22 fevereiro 2013

“Eu não sou o meu nome” de Pedro Paixão

“Eu não sou o meu nome. Eu sou o teu nome escrito do avesso. Eu sou o meu nome encostado à tua cabeça. O meu nome que foge de mim. O teu nome e o meu nome atados com cordas. O teu nome sou eu quando me debruço por cima do teu ombro. O meu nome a fazer uma pirueta. O meu nome a cair lentamente sobre a tua cama estreita de mulher. O teu nome dentro da minha boca. Sou eu a pedir-te que repitas o meu nome, sussurro a sussurro, letra a letra. Sou eu a dizer o teu nome que trago debaixo da língua. O teu nome no meu sexo estampado. O meu nome no teu sexo estrela. O meu nome é um sexo levantado. O meu nome é uma carícia que me fazes por cima da minha cicatriz. O meu nome é a cicatriz a meio do teu corpo. O meu nome plana por cima das planícies em busca do teu nome.

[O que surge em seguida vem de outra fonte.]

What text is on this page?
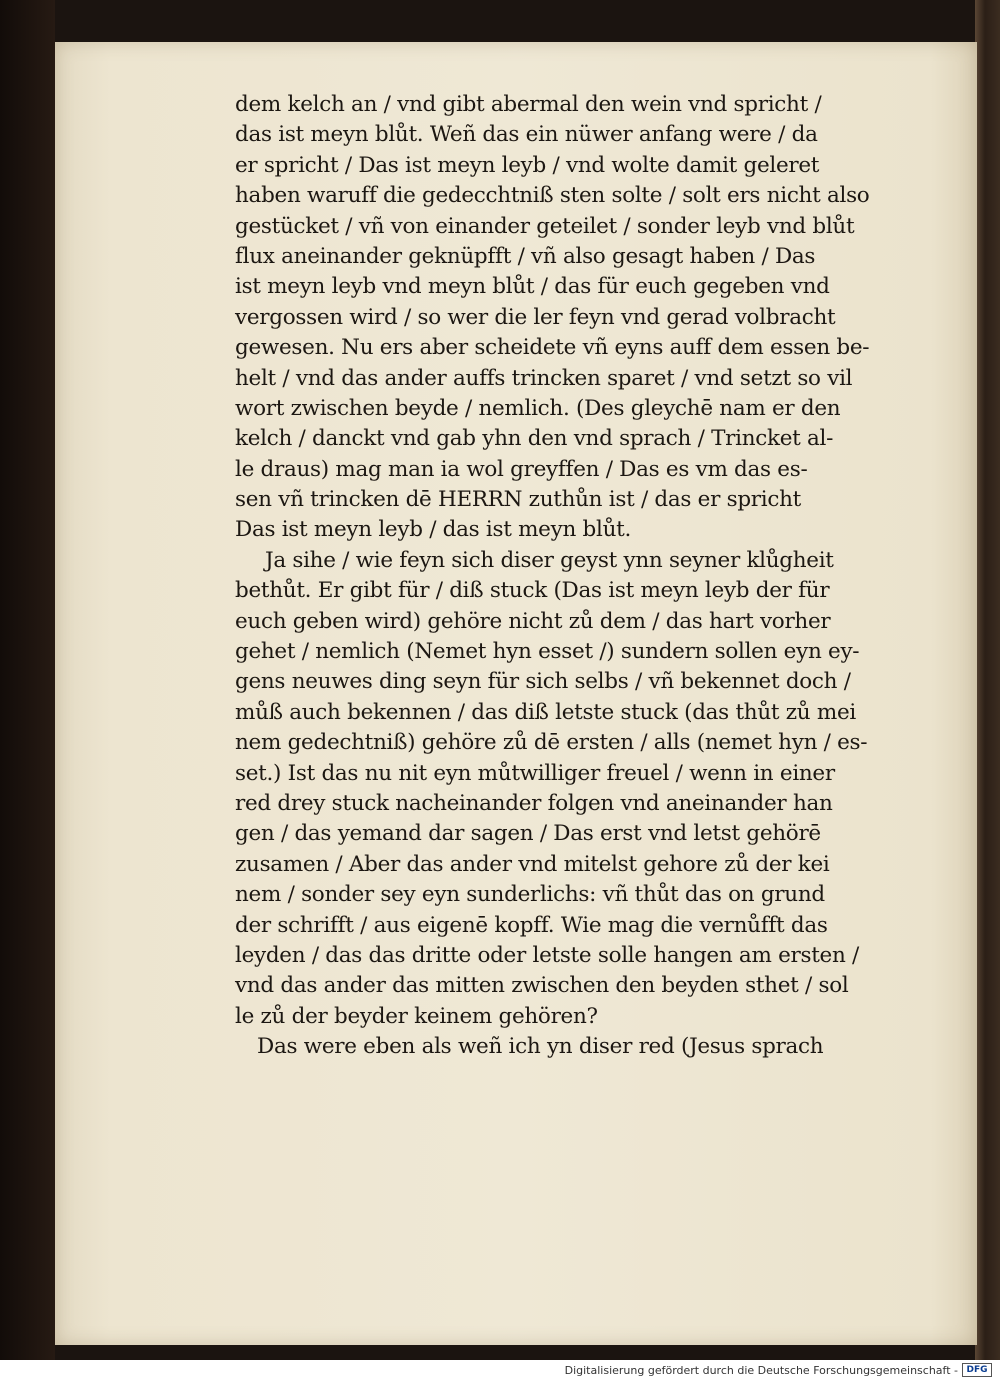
dem kelch an / vnd gibt abermal den wein vnd spricht /
das ist meyn blůt. Weñ das ein nüwer anfang were / da
er spricht / Das ist meyn leyb / vnd wolte damit geleret
haben waruff die gedecchtniß sten solte / solt ers nicht also
gestücket / vñ von einander geteilet / sonder leyb vnd blůt
flux aneinander geknüpfft / vñ also gesagt haben / Das
ist meyn leyb vnd meyn blůt / das für euch gegeben vnd
vergossen wird / so wer die ler feyn vnd gerad volbracht
gewesen. Nu ers aber scheidete vñ eyns auff dem essen be-
helt / vnd das ander auffs trincken sparet / vnd setzt so vil
wort zwischen beyde / nemlich. (Des gleychē nam er den
kelch / danckt vnd gab yhn den vnd sprach / Trincket al-
le draus) mag man ia wol greyffen / Das es vm das es-
sen vñ trincken dē HERRN zuthůn ist / das er spricht
Das ist meyn leyb / das ist meyn blůt.
Ja sihe / wie feyn sich diser geyst ynn seyner klůgheit
bethůt. Er gibt für / diß stuck (Das ist meyn leyb der für
euch geben wird) gehöre nicht zů dem / das hart vorher
gehet / nemlich (Nemet hyn esset /) sundern sollen eyn ey-
gens neuwes ding seyn für sich selbs / vñ bekennet doch /
můß auch bekennen / das diß letste stuck (das thůt zů mei
nem gedechtniß) gehöre zů dē ersten / alls (nemet hyn / es-
set.) Ist das nu nit eyn můtwilliger freuel / wenn in einer
red drey stuck nacheinander folgen vnd aneinander han
gen / das yemand dar sagen / Das erst vnd letst gehörē
zusamen / Aber das ander vnd mitelst gehore zů der kei
nem / sonder sey eyn sunderlichs: vñ thůt das on grund
der schrifft / aus eigenē kopff. Wie mag die vernůfft das
leyden / das das dritte oder letste solle hangen am ersten /
vnd das ander das mitten zwischen den beyden sthet / sol
le zů der beyder keinem gehören?
Das were eben als weñ ich yn diser red (Jesus sprach
Digitalisierung gefördert durch die Deutsche Forschungsgemeinschaft - DFG
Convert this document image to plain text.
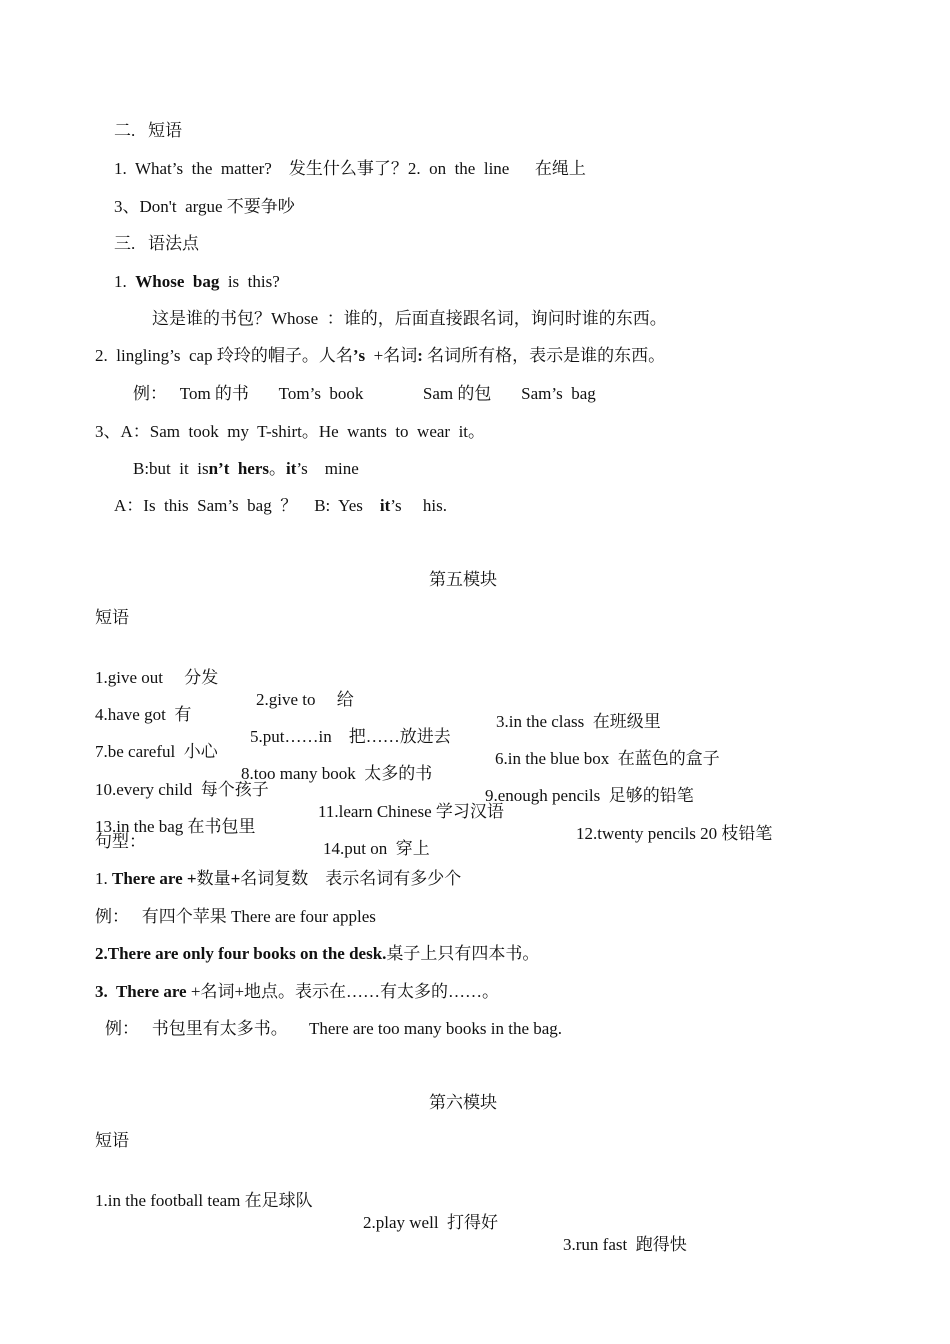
二.   短语
1.  What’s  the  matter?    发生什么事了？2.  on  the  line      在绳上
3、Don't  argue 不要争吵
三.   语法点
1.  Whose  bag  is  this?
这是谁的书包？Whose  ：谁的，后面直接跟名词，询问时谁的东西。
2.  lingling’s  cap 玲玲的帽子。人名’s  +名词: 名词所有格，表示是谁的东西。
例：   Tom 的书       Tom’s  book              Sam 的包       Sam’s  bag
3、A：Sam  took  my  T-shirt。He  wants  to  wear  it。
B:but  it  isn’t  hers。it’s    mine
A：Is  this  Sam’s  bag  ？    B:  Yes    it’s     his.
第五模块
短语

1.give out     分发

2.give to     给

3.in the class  在班级里

4.have got  有

5.put……in    把……放进去

6.in the blue box  在蓝色的盒子

7.be careful  小心

8.too many book  太多的书

9.enough pencils  足够的铅笔

10.every child  每个孩子

11.learn Chinese 学习汉语

12.twenty pencils 20 枝铅笔

13.in the bag 在书包里

14.put on  穿上

句型：
1. There are +数量+名词复数    表示名词有多少个
例：   有四个苹果 There are four apples
2.There are only four books on the desk.桌子上只有四本书。
3.  There are +名词+地点。表示在……有太多的……。
例：   书包里有太多书。     There are too many books in the bag.
第六模块
短语

1.in the football team 在足球队

2.play well  打得好

3.run fast  跑得快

O meu nome cai a pique junto ao teu nome. Nunca digas o meu nome. O meu nome não existe. Não vem em nenhuma página escrita. O meu nome é um cifra escrita a verde ultramarino. Verde ultramarino é a cor de que mais gostam os nossos nomes. O meu nome sobre o teu nome. O teu nome sobre o meu nome. Os nomes muito perto. Os nomes muitos. Os nomes exaltados. O meu nome em cadência lenta. O meu nome é forte como um bicho selvagem. Os nossos nomes percorrem as paisagens como cavalos endoidecidos. Quem diz o meu nome diz amor, qualquer coisa aflita. Quem diz o teu nome deseja ser atingido por um raio, elevado aos céus. O meu nome por dentro do teu nome. O teu nome a pedir perdão por tudo. O meu nome, o teu nome, agarrados por cordas, a cair num precipício. Os nossos nomes são coisas que se comem por dentro. As coisas pelos nossos nomes são aves sagradas. Nome a nome, coisa a coisa. O sol morre dentro do meu nome, na minha boca. O teu nome abriga numa mão fechada o que resta do meu nome. Nomes muito belos. Um nome sem nome. Um nome inefável, inomável. Um nome que ninguém conhece. Só o teu nome sabe o meu nome de cor. O meu nome a subir pelo teu. O teu nome repete o meu nome, nome a nome, sílaba a sílaba. As coisas pelos seus nomes. Os nomes pelas suas coisas. Cada coisa com seu nome, o nome sem fim. Cada nome com sua coisa. O nome do nome no umbigo do mundo.”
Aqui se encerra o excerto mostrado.